M. [K] et Mme [W] doivent également être déboutés de leur demande sur ce fondement et être condamnés in solidum à une somme de 800 euros au titre de l’article 700 du code de procédure civile pour les frais exposés par M. et Mme [I] en cause d’appel, le jugement de première instance leur ayant alloué la somme de 300 euros étant confirmé.
PAR CES MOTIFS
La Cour, statuant par arrêt rendu contradictoirement et par mise à disposition au greffe
Confirme le jugement rendu le 10 décembre 2024 par le juge des contentieux de la protection du tribunal de proximité de Pontoise en ce qu’il a constaté l’acquisition de la clause résolutoire à la date du 29 avril 2024 et fixé le quantum de l’article 700 alloué en première instance,
L’infirme pour le surplus et statuant à nouveau,
Constate la résiliation du bail liant les parties et concernant le logement [Adresse 1] à [Localité 4],
Condamne solidairement M. [E] [K] et Mme [H] [W] à payer à M. [O] [Y] [I] et Mme [G] [X], épouse [I] la somme de 1 570,38 euros au titre des loyers et charges dus au 2 avril 2025,
Autorise M. [E] [K] et Mme [H] [W] à se libérer de leur dette par 3 versements mensuels successifs, les deux premiers de 530 euros et le troisième et dernier de 510,38 euros, en sus du loyer et des charges en cours, payable le 1er de chaque mois, comme mentionné au bail, et pour la première fois le 1er du mois suivant la signification de la présente décision,
Rappelle que pendant le cours du délai accordé, les effets de la clause résolutoire du bail conclu entre les parties sont suspendus et que, si les modalités du paiement précitées sont intégralement respectées par les locataires, la clause résolutoire sera réputée n’avoir jamais joué,
Dit qu’à défaut de paiement d’une seule mensualité ou du loyer et des charges courantes, la clause résolutoire reprendra son plein effet,
Si la clause résolutoire reprend effet :
— Ordonne l’expulsion de M. [E] [K] et Mme [H] [W] ainsi que celle de tous occupants de leur chef, des lieux sis [Adresse 1] à [Localité 4], avec si besoin est, le concours de la force publique et d’un serrurier, dans les formes légales et notamment dans le délai de deux mois à compter de la délivrance d’un commandement d’avoir à quitter les lieux,
— Dit que le sort des meubles sera régi conformément aux articles L 433-1 et L 433-2 du code des procédures civiles d’exécution,
— Condamne solidairement M. [E] [K] et Mme [H] [W] à payer à M. [O] [Y] [I] et Mme [G] [X], épouse [I] une indemnité d’occupation mensuelle égale au montant du loyer contractuellement dû, si le bail s’était poursuivi, augmenté des charges, jusqu’à la libération effective des lieux se matérialisant soit par la remise des clés, soit par l’expulsion,
Condamne in solidum M. [E] [K] et Mme [H] [W] à payer à M. [O] [Y] [I] et Mme [G] [X], épouse [I] la somme de 800 euros au titre des frais irrépétibles exposés en cause d’appel,
Condamne in solidum M. [E] [K] et Mme [H] [W] aux dépens d’appel.
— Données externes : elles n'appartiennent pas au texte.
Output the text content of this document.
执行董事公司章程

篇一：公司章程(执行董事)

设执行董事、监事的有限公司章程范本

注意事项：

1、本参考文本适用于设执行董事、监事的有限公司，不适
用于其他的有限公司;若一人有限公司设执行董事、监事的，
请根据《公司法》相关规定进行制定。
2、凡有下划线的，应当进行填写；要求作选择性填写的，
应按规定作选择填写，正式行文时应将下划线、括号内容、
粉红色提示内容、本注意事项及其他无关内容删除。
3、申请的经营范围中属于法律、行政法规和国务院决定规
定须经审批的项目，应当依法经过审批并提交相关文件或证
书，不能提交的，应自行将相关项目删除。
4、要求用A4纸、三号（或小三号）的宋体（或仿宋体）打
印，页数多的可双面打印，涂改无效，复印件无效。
— prononcé publiquement par mise à disposition de l’arrêt au greffe de la cour, les parties en ayant été préalablement avisées dans les conditions prévues au deuxième alinéa de l’article 450 du code de procédure civile.
— signé par Monsieur Philippe JAVELAS, Président et par Madame Bénédicte NISI, Greffière, auquel la minute de la décision a été remise par le magistrat signataire.